Alle die bisher genannten jüngersteinzeitlichen Völker hatten ihre dörflichen Siedelungen inmitten ihrer Lößfelder, und mitten drunter lagen auch ihre Gräber, oft im Boden der Häuser. So fand sich bei Wiesbaden ein liegender Hocker der Rössener Leute.

Weit seltener als die Funde der Ackerbauer sind die Reste zweier Kulturen, die wir an das Ende der jüngeren Steinzeit setzen müssen. Sie stammen, soweit es nicht Einzelfunde sind, bisher nie aus Wohnstätten, sondern aus Gräbern. Das ist wohl kein Zufall, sondern die Behausungen waren zu flüchtig angelegt, als daß sie dauernde Spuren hinterlassen hätten. Seßhaft scheinen diese Leute danach nicht gewesen zu sein, also auch nicht Ackerbauer. Dazu stimmt denn, daß uns ihre Hinterlassenschaft weniger in den Gebieten fruchtbaren Ackerbodens entgegentritt als an den Rändern des Waldgebirges und in der Nähe fischbarer Bäche und Flüsse. Sie sind also Jäger und Fischer gewesen, die je nach der Ergiebigkeit der Jagdgründe ihre Wohnsitze wechselten, wie einst der Urmensch.

Ein großer Grabhügel im Heberkies bei Wiesbaden lieferte Becher, deren Wandung in noch feuchtem Zustand durch Eindrücken von Schnur verziert ist, daneben eine bauchige Urne mit schmaler Standfläche, engem Ausguß und Schnuröfen. »Schnurkeramiker« nennen wir nach dem genannten Becher die Träger dieser Kultur. Als Steinbeile führen sie solche von facettierter Form. Sie sind schon Kupferbeilen nachgebildet, und damit rückt diese Kultur ganz an das Ende der jüngeren Steinzeit.

Sie ist nicht bodenständig, sondern aus NO, aus thüringischsächsischem Gebiet zugewandert und hat mit der Kultur der Glockenbecher oder Zonenkeramik im Kampf gestanden, in dem sie unterlag. Wie sich diese Vorgänge abgespielt haben, ist natürlich aus nassauischen Funden allein nicht, sondern nur aus größerem Zusammenhang zu ersehen. Da zeigt es sich denn, daß die Schnurkeramiker nicht über den Rhein nach Westen, wohl aber die Glockenbecherleute von Westen her weit über den Strom vorgestoßen sind.

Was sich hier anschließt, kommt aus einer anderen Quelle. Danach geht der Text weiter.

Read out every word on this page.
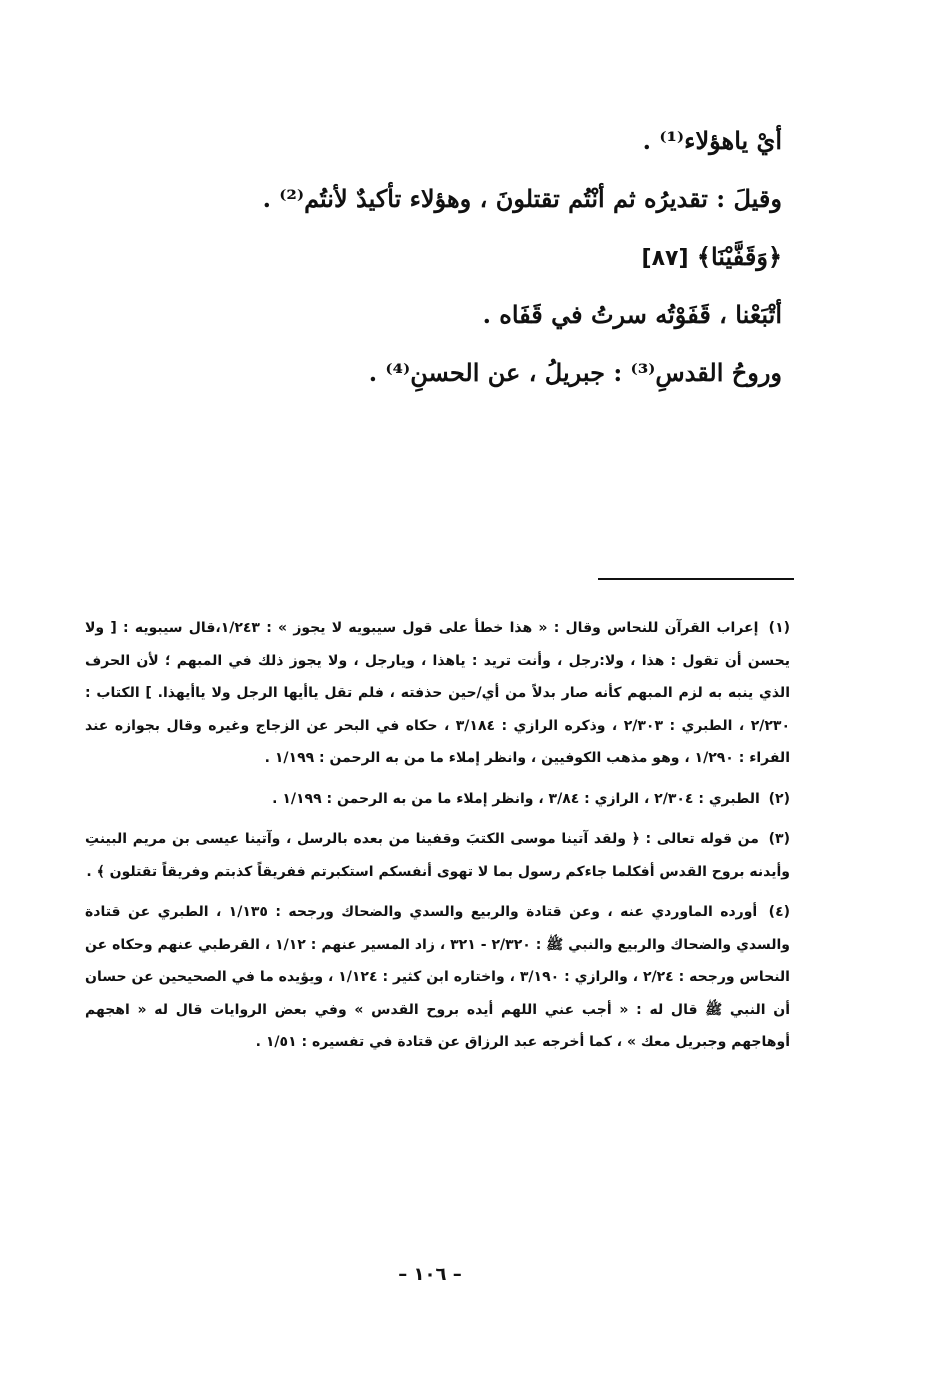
أيْ ياهؤلاء⁽¹⁾ .
وقيلَ : تقديرُه ثم أنْتُم تقتلونَ ، وهؤلاء تأكيدٌ لأنتُم⁽²⁾ .
﴿وَقَفَّيْنَا﴾ [٨٧]
أتْبَعْنا ، قَفَوْتُه سرتُ في قَفَاه .
وروحُ القدسِ⁽³⁾ : جبريلُ ، عن الحسنِ⁽⁴⁾ .
(١) إعراب القرآن للنحاس وقال : « هذا خطأ على قول سيبويه لا يجوز » : ١/٢٤٣،قال سيبويه : [ ولا يحسن أن تقول : هذا ، ولا:رجل ، وأنت تريد : ياهذا ، ويارجل ، ولا يجوز ذلك في المبهم ؛ لأن الحرف الذي ينبه به لزم المبهم كأنه صار بدلاً من أي/حين حذفته ، فلم تقل ياأيها الرجل ولا ياأيهذا. ] الكتاب : ٢/٢٣٠ ، الطبري : ٢/٣٠٣ ، وذكره الرازي : ٣/١٨٤ ، حكاه في البحر عن الزجاج وغيره وقال بجوازه عند الفراء : ١/٢٩٠ ، وهو مذهب الكوفيين ، وانظر إملاء ما من به الرحمن : ١/١٩٩ .
(٢) الطبري : ٢/٣٠٤ ، الرازي : ٣/٨٤ ، وانظر إملاء ما من به الرحمن : ١/١٩٩ .
(٣) من قوله تعالى : ﴿ ولقد آتينا موسى الكتبَ وقفينا من بعده بالرسل ، وآتينا عيسى بن مريم البينتِ وأيدنه بروح القدس أفكلما جاءكم رسول بما لا تهوى أنفسكم استكبرتم ففريقاً كذبتم وفريقاً تقتلون ﴾ .
(٤) أورده الماوردي عنه ، وعن قتادة والربيع والسدي والضحاك ورجحه : ١/١٣٥ ، الطبري عن قتادة والسدي والضحاك والربيع والنبي ﷺ : ٢/٣٢٠ - ٣٢١ ، زاد المسير عنهم : ١/١٢ ، القرطبي عنهم وحكاه عن النحاس ورجحه : ٢/٢٤ ، والرازي : ٣/١٩٠ ، واختاره ابن كثير : ١/١٢٤ ، ويؤيده ما في الصحيحين عن حسان أن النبي ﷺ قال له : « أجب عني اللهم أيده بروح القدس » وفي بعض الروايات قال له « اهجهم أوهاجهم وجبريل معك » ، كما أخرجه عبد الرزاق عن قتادة في تفسيره : ١/٥١ .
– ١٠٦ –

Auch der Name der Zonenbecherkultur ist wieder einem technischen Moment entlehnt, denn das charakteristische Gefäß hat Glockenform und ist mit Zonen von eingeritzten Linien und Rädchenmustern verziert. Einen spitzen Nacken (das der Schneide gegenüberliegende Ende) zeigt das begleitende Steinbeil. Auch diese Kultur steht am Ende der jüngeren Steinzeit, aber ohne – im Gegensatz zu schnurkeramischen Formen – bei uns den Übergang zur Bronzezeit spüren zu lassen.

Im Wechsel von der älteren zur jüngeren Steinzeit waren es Vorgänge in der Natur, die letztlich die großen Umwälzungen in der menschlichen Kultur verursacht hatten. Eine Erfindung des Menschen hat es im Übergang von der Stein- zur Bronzezeit getan, die Nutzung des Metalls, das der neuen Epoche ihren Namen gegeben hat. Freilich ist es auch diesmal nicht ein jähes Abschneiden des Alten und unvermitteltes Anfangen des Neuen, sondern der Übergang hat sich allmählich vollzogen. Und wenn auch im Umschwung der Zeiten Verschiebungen von Völkern vorgekommen sind, so ist doch nie ein altes Volk so restlos ausgetilgt worden, daß es nicht in dem neu hinzutretenden durch allmähliche Verschmelzung einen wesentlichen Bestandteil ausgemacht hätte. So haben wir oben in der schnurkeramischen Kultur Steinbeile kennengelernt, die schon Kupferformen nachahmen, und wir finden in der Bronzezeit bauchige Gefäße, die noch die Form der schnurkeramischen haben.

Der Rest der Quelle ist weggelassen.